Sempre se apresentando ao lado do MPB-4, que desde o início soube captar com perfeição o clima de suas músicas, o compositor hoje está longe da atmosfera nostálgica de suas canções mais populares. Os olhos continuam verdes-azuis-ardósia, não importa. E quase sempre estão tristes, uma coisa. Mas agora o olhar de Chico Buarque de Hollanda também parece assumir outra tonalidade, qualquer coisa entre seco e contundente. O olhar de um poeta que soube trabalhar o seu verbo e cantar para a tribo inteira.
4 jovens & a MPB
Na época áurea dos festivais de música da TV-Record, os trios ainda imperavam na MPB, naquela base de piano, baixo, bateria, Zimbos & Tambas & eventuais tombos jazzísticos. A moda é a voga. Vale dizer: é vaga, e passa, como tudo que não tem lá grande importância. É sintomático que nenhum dos antigos trios tenha chegado à década de 70. O Zimbo? Mas aonde anda o Zimbo Trio?
“Os Cariocas” à parte, e isso é outra história, o MPB-4 foi dos poucos conjuntos a atravessar incólume os vários modismos dos últimos anos. Ruy, Aquiles, Magro e Miltinho
souberam desde o início se manter fiéis à música popular brasileira, dando a vestimenta necessária às canções que interpretam, sem apelar para os macetes da moda, resultado da criação de um “estilo em equipe”, pessoal e coletivo, e de um repertório escolhido a dedo. Mas ainda: da colocação exata dos contracantos, com variações precisas, de modo a não tornar cansativas suas performances. Principalmente, resultado do violão mágico de Miltinho, do belo jogo de vozes (onde Aquiles e Ruy se destacam) e dos inventivos arranjos de Magro & seus sete fôlegos.

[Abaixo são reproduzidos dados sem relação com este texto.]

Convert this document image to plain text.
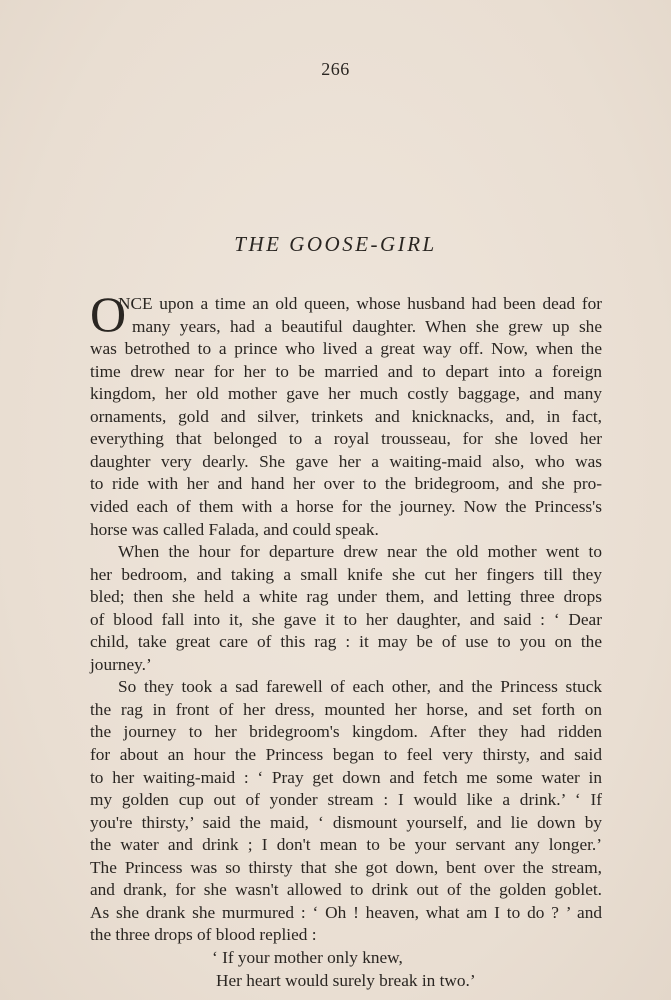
266
THE GOOSE-GIRL
O
NCE upon a time an old queen, whose husband had been dead for
many years, had a beautiful daughter. When she grew up she
was betrothed to a prince who lived a great way off. Now, when the
time drew near for her to be married and to depart into a foreign
kingdom, her old mother gave her much costly baggage, and many
ornaments, gold and silver, trinkets and knicknacks, and, in fact,
everything that belonged to a royal trousseau, for she loved her
daughter very dearly. She gave her a waiting-maid also, who was
to ride with her and hand her over to the bridegroom, and she pro-
vided each of them with a horse for the journey. Now the Princess's
horse was called Falada, and could speak.
When the hour for departure drew near the old mother went to
her bedroom, and taking a small knife she cut her fingers till they
bled; then she held a white rag under them, and letting three drops
of blood fall into it, she gave it to her daughter, and said : ‘ Dear
child, take great care of this rag : it may be of use to you on the
journey.’
So they took a sad farewell of each other, and the Princess stuck
the rag in front of her dress, mounted her horse, and set forth on
the journey to her bridegroom's kingdom. After they had ridden
for about an hour the Princess began to feel very thirsty, and said
to her waiting-maid : ‘ Pray get down and fetch me some water in
my golden cup out of yonder stream : I would like a drink.’ ‘ If
you're thirsty,’ said the maid, ‘ dismount yourself, and lie down by
the water and drink ; I don't mean to be your servant any longer.’
The Princess was so thirsty that she got down, bent over the stream,
and drank, for she wasn't allowed to drink out of the golden goblet.
As she drank she murmured : ‘ Oh ! heaven, what am I to do ? ’ and
the three drops of blood replied :
‘ If your mother only knew,
Her heart would surely break in two.’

Desde o início, eles estiveram ao lado de Chico Buarque, enriquecendo não só o repertório do conjunto como as próprias apresentações do compositor, o que resulta em espetáculos sempre de extraordinária força. A permanência do MPB-4 ao longo do todos esses anos demonstra uma identidade não só com Chico, mas com o próprio momento que vive a MPB. Mais ainda: demonstra que uma tomada de consciência sobrevive aos modismos inconsequentes.